Lo scorso 28 luglio la Corte di Cassazione ha depositato la sentenza in cui stabilisce che un oggetto di design e, in particolare, il Cubo di Rubik deve essere considerato un’opera dell’ingegno e, come tale, è protetto dal diritto d’autore in Italia ai sensi della legge 22 aprile 1941, n. 633.
La vicenda
L’imputata, commerciante cinese, era stata condannata dal Tribunale e dalla Corte d’Appello alle pene di legge per violazione penale del diritto d’autore, in particolare perché aveva riprodotto o posto in vendita 21 Cubi di Rubik senza autorizzazione. Il Cubo di Rubik è stato giudicato dalle corti di merito un prodotto dotato di creatività e originalità, idoneo a rientrare tra le opere dell’ingegno tutelate dalla legge sul diritto d’autore: la combinazione tra forma geometrica, colori e meccanismo possiede le caratteristiche precisate.
L’imputata ha quindi proposto ricorso per cassazione sostenendo, viceversa, che il Cubo di Rubik sia liberamente riproducibile, trattandosi solamente di un giocattolo sprovvisto dei requisiti che garantiscono la protezione della legge sul diritto d’autore. Nello specifico, ha richiamato la giurisprudenza della Corte UE che ha negato la registrazione del Cubo come marchio.
Il Cubo di Rubik
Si tratta del noto puzzle tridimensionale, creato nel 1974 dal professore di design e architetto Ernő Rubik, caratterizzato da colori, forma e funzionamento specifici.

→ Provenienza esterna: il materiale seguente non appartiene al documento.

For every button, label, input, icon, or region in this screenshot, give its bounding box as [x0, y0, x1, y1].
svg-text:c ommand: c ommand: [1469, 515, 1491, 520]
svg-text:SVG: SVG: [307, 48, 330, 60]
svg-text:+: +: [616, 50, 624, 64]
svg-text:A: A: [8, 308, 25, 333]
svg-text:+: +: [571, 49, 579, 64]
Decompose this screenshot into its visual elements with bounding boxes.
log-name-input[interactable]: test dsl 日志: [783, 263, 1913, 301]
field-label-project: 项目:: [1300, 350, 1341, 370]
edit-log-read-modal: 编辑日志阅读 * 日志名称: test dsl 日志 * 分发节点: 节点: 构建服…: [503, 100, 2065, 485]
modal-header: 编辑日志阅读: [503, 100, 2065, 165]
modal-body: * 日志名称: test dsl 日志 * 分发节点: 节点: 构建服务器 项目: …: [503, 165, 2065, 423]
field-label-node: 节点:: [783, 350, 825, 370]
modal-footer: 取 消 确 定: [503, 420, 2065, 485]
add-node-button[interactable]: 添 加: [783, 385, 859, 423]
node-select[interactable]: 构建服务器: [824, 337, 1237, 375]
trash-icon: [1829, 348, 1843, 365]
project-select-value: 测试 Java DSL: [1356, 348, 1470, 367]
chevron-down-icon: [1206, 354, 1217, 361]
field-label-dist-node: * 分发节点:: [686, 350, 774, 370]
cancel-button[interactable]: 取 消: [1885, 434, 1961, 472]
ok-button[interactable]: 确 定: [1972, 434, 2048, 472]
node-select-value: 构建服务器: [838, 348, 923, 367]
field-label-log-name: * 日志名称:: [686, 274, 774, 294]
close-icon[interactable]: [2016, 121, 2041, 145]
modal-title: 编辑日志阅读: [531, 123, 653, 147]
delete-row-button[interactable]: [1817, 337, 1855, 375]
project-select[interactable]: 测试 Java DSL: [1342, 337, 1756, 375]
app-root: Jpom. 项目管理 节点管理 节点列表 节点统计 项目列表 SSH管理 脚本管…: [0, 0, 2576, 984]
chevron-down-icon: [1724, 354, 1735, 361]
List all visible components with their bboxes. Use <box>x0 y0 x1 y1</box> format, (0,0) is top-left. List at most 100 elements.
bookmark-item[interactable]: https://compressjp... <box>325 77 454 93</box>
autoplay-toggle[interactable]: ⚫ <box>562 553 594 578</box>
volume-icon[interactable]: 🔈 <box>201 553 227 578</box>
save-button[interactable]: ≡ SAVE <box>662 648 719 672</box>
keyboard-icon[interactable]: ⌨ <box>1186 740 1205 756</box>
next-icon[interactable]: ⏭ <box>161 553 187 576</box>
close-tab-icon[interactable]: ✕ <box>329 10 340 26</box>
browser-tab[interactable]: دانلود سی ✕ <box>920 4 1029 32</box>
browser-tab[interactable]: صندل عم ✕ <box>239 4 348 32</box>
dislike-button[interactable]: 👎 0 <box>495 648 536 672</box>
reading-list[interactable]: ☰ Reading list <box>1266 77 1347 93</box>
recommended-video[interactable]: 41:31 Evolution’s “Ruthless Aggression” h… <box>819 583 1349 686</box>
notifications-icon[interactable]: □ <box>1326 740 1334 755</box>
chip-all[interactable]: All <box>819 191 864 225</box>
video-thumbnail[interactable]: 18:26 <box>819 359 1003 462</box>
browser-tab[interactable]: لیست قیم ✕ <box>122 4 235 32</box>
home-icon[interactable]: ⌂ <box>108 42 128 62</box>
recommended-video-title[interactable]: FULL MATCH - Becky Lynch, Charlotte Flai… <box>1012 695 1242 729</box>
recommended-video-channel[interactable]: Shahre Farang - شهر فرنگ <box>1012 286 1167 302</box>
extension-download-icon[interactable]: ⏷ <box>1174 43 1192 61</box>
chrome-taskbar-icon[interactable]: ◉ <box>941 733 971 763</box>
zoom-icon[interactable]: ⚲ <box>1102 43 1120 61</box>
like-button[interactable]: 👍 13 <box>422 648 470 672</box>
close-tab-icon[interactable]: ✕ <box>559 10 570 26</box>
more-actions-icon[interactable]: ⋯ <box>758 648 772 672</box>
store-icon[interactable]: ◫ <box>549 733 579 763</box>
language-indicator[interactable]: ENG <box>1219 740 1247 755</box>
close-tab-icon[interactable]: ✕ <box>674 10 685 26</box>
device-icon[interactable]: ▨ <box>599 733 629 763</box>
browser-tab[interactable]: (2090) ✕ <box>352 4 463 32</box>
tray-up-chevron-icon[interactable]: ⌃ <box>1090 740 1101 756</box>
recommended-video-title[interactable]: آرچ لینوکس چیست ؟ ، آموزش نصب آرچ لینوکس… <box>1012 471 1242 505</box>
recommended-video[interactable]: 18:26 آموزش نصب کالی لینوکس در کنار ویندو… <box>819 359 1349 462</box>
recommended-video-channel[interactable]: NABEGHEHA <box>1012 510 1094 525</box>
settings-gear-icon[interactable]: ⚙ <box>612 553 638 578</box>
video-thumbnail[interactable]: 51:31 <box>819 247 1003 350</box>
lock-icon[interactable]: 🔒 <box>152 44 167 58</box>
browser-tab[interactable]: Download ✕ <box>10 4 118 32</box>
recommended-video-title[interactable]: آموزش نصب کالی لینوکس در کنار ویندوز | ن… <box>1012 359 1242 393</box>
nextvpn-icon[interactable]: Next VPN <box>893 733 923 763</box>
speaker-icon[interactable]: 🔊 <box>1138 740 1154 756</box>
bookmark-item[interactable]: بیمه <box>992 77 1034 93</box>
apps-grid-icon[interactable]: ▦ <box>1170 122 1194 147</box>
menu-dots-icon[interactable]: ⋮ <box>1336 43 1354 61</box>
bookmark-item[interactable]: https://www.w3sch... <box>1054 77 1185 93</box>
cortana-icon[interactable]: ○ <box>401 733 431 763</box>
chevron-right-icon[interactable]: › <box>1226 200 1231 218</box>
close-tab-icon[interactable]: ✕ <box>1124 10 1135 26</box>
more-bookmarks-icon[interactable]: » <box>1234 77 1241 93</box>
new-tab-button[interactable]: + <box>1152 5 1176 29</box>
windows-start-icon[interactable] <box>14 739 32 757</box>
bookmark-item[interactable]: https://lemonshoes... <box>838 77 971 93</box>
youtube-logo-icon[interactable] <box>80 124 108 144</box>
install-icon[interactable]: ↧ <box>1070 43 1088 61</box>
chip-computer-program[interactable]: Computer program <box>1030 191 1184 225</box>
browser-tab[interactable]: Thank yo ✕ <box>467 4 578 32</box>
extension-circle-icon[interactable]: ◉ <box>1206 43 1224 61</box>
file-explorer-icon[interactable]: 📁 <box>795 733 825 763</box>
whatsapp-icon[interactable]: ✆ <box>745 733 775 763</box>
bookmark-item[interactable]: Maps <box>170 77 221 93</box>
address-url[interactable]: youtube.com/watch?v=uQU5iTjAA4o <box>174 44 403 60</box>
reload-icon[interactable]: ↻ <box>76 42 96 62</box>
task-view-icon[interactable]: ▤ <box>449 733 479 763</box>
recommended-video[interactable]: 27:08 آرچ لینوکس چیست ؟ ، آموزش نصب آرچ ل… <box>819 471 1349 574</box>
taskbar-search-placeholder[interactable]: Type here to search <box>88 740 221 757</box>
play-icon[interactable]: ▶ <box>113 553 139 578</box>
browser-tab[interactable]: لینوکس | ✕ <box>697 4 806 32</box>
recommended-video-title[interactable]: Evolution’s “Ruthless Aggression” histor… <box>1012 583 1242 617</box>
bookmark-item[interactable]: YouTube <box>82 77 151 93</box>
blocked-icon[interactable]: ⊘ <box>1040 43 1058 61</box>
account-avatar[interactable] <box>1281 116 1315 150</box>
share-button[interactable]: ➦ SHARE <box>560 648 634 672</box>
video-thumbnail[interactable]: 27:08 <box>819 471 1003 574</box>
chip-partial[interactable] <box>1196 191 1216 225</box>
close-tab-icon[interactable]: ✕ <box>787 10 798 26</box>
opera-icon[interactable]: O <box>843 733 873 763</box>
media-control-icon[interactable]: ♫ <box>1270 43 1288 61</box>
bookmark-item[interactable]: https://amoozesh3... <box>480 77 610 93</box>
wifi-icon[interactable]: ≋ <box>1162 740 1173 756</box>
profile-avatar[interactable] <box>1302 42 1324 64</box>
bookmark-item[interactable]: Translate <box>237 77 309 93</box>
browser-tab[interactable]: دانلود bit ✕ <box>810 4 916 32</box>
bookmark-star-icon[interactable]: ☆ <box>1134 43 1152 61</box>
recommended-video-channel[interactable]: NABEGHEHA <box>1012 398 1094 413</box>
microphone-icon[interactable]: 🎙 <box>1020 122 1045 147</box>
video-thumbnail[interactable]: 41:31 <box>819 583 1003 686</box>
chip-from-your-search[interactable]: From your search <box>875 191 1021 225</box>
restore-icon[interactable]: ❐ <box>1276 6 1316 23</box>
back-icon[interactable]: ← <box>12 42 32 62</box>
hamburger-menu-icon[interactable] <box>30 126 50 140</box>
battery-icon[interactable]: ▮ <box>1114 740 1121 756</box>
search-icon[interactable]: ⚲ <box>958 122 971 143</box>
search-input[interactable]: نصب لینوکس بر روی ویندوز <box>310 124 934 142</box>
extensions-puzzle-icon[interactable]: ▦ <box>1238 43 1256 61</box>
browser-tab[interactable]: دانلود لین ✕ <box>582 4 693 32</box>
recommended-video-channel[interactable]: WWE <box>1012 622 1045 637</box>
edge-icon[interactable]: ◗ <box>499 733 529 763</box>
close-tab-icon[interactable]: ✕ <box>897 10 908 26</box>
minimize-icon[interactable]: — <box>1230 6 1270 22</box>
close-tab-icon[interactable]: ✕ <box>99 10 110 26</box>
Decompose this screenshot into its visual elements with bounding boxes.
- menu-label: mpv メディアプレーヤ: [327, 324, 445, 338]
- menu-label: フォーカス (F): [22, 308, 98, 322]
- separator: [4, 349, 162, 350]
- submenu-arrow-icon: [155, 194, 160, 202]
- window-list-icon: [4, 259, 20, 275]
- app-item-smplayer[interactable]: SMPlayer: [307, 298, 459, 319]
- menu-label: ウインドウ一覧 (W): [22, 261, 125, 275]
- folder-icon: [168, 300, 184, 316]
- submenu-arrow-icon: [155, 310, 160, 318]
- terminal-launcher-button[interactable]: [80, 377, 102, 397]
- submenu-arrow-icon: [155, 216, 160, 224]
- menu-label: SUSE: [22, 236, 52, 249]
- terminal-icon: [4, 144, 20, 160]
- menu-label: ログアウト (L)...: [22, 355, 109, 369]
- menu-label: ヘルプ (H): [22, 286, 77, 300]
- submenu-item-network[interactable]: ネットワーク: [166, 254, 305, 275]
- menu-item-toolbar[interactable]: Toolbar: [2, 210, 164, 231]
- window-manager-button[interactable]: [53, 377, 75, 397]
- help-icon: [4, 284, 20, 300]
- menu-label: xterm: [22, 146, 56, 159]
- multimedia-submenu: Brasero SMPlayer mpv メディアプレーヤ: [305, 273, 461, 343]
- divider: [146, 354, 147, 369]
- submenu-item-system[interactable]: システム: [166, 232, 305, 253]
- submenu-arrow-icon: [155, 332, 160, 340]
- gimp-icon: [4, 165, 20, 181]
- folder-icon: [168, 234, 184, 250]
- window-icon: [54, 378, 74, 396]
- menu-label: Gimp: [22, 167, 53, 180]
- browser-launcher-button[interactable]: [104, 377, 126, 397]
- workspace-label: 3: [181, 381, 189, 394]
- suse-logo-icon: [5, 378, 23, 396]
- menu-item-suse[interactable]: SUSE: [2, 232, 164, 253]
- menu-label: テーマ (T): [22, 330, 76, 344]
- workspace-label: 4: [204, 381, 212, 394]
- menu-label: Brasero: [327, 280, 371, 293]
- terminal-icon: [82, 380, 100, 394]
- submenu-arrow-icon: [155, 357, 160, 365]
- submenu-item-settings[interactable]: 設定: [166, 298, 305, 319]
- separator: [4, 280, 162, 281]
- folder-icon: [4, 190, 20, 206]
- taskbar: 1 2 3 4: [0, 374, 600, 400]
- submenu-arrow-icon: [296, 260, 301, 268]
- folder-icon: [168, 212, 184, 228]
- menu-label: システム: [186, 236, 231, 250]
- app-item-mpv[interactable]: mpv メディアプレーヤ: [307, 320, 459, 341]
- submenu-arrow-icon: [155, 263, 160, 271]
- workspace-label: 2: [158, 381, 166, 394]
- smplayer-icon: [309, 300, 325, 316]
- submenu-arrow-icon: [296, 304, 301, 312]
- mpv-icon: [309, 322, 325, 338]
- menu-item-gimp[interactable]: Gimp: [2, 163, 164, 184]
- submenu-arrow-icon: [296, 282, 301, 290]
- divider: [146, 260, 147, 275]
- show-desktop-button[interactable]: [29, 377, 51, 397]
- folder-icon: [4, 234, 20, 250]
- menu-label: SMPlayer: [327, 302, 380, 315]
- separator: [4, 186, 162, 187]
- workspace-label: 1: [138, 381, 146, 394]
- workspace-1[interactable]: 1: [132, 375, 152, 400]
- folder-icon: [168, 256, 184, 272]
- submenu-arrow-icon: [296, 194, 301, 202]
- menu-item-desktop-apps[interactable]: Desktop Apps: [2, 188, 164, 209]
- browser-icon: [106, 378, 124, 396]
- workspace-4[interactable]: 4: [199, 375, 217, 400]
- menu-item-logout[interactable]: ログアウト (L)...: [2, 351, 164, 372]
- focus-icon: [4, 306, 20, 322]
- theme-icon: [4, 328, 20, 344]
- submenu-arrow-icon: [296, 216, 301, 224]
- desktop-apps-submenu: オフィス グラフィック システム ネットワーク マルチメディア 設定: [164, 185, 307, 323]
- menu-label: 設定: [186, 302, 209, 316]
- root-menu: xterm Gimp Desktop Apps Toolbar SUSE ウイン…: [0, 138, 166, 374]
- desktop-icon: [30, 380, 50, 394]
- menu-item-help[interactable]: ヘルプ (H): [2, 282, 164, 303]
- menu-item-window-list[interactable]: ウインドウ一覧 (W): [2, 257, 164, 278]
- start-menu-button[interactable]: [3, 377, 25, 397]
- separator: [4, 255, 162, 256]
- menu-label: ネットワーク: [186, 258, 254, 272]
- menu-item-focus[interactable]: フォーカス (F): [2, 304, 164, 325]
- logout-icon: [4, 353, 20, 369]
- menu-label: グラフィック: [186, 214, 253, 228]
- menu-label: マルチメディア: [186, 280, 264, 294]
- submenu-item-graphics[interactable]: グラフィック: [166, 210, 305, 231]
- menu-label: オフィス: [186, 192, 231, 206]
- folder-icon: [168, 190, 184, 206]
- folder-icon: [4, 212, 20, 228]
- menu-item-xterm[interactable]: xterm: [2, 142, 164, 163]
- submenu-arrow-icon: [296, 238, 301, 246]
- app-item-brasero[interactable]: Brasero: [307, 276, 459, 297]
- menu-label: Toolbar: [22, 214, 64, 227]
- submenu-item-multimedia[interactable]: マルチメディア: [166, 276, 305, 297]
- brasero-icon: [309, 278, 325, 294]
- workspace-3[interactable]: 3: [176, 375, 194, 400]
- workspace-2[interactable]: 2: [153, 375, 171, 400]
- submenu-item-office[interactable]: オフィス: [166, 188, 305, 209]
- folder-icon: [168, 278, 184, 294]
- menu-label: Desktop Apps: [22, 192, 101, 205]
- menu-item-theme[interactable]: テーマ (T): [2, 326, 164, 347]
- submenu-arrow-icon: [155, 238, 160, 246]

Il rompicapo, il cui meccanismo interno consente di realizzare milioni di possibili posizioni, è esposto al MoMA di New York, quale espressione del design e simbolo degli anni ’80.
La giurisprudenza della Corte UE
La ricorrente ha invocato la recente giurisprudenza elaborata dal Tribunale dell’Unione Europea, che ha disposto l’annullamento dei marchi costituiti dalla forma tridimensionale del Cubo di Rubik: reputandolo una mera forma necessaria al funzionamento di un oggetto, ha applicato la normativa comunitaria, che non consente la registrazione di marchi costituiti dalla forma necessaria a ottenere un risultato tecnico.
Di conseguenza il Cubo di Rubik non può essere registrato come marchio di forma in Europa.
La decisione della Suprema Corte
La Suprema Corte ha ritenuto che il ricorso fosse infondato e lo ha rigettato, condividendo le motivazioni argomentate dai giudici di merito.
Preliminarmente gli Ermellini hanno precisato che la tutela apprestata dalla legge sul diritto d’autore ha come oggetto il diritto d’autore in quanto tale, inteso come paternità dell’opera di ingegno, e i diritti connessi al suo esercizio, cui è collegato il diritto al suo sfruttamento economico, a prescindere da qualunque formalità legata al marchio o al brevetto.
Quanto al cubo di Rubik, i Giudici di Cassazione hanno osservato che l’argomento difensivo relativo all’annullamento del marchio fosse irrilevante, perché la riconosciuta impossibilità di registrare il marchio tridimensionale del cubo con le sei facce di quei determinati colori non esclude che, ai fini del reato contestato, si tratti di un’opera d’ingegno come tale protetta dal diritto di autore.
La giurisprudenza di legittimità è consolidata in proposito: in vicende precedenti il medesimo principio è stato applicato ad un caso di magliette riproducenti personaggi dei cartoni animati; ad un caso di detenzione per la vendita di porta cellulari illecitamente riproducenti le immagini stampate dei personaggi di cartoni animati destinate al circuito cinematografico e televisivo; ad un altro caso di protezione di immagini di personaggi dei cartoni animati.
Il principio di diritto.
In Italia anche le opere riconosciute come design industriale possono essere tutelate penalmente come opere di ingegno.
In sintesi
In Italia la tutela penale di oggetti di design non è condizionata al marchio o al brevetto; è invece assicurata all’opera dell’ingegno in quanto risultato della capacità creativa: gli oggetti di design industriale sono riconosciuti e garantiti anche penalmente, in presenza dei requisiti richiesti dalla legge sul diritto d’autore quali il carattere creativo, l’originalità e il valore artistico.
Nel caso del Cubo di Rubik questi requisiti sono evidenti: la creatività dell’autore ha realizzato un oggetto la cui originalità è individuabile nelle 6 facce, nella combinazione dei particolari colori, nella forma geometrica cubica, nel meccanismo di rotazione, nella possibilità di realizzare milioni di posizioni. Per queste ragioni è divenuto un simbolo di un’epoca e non è paragonabile ad un semplice puzzle, che non godrebbe della tutela della legge sul diritto d’autore.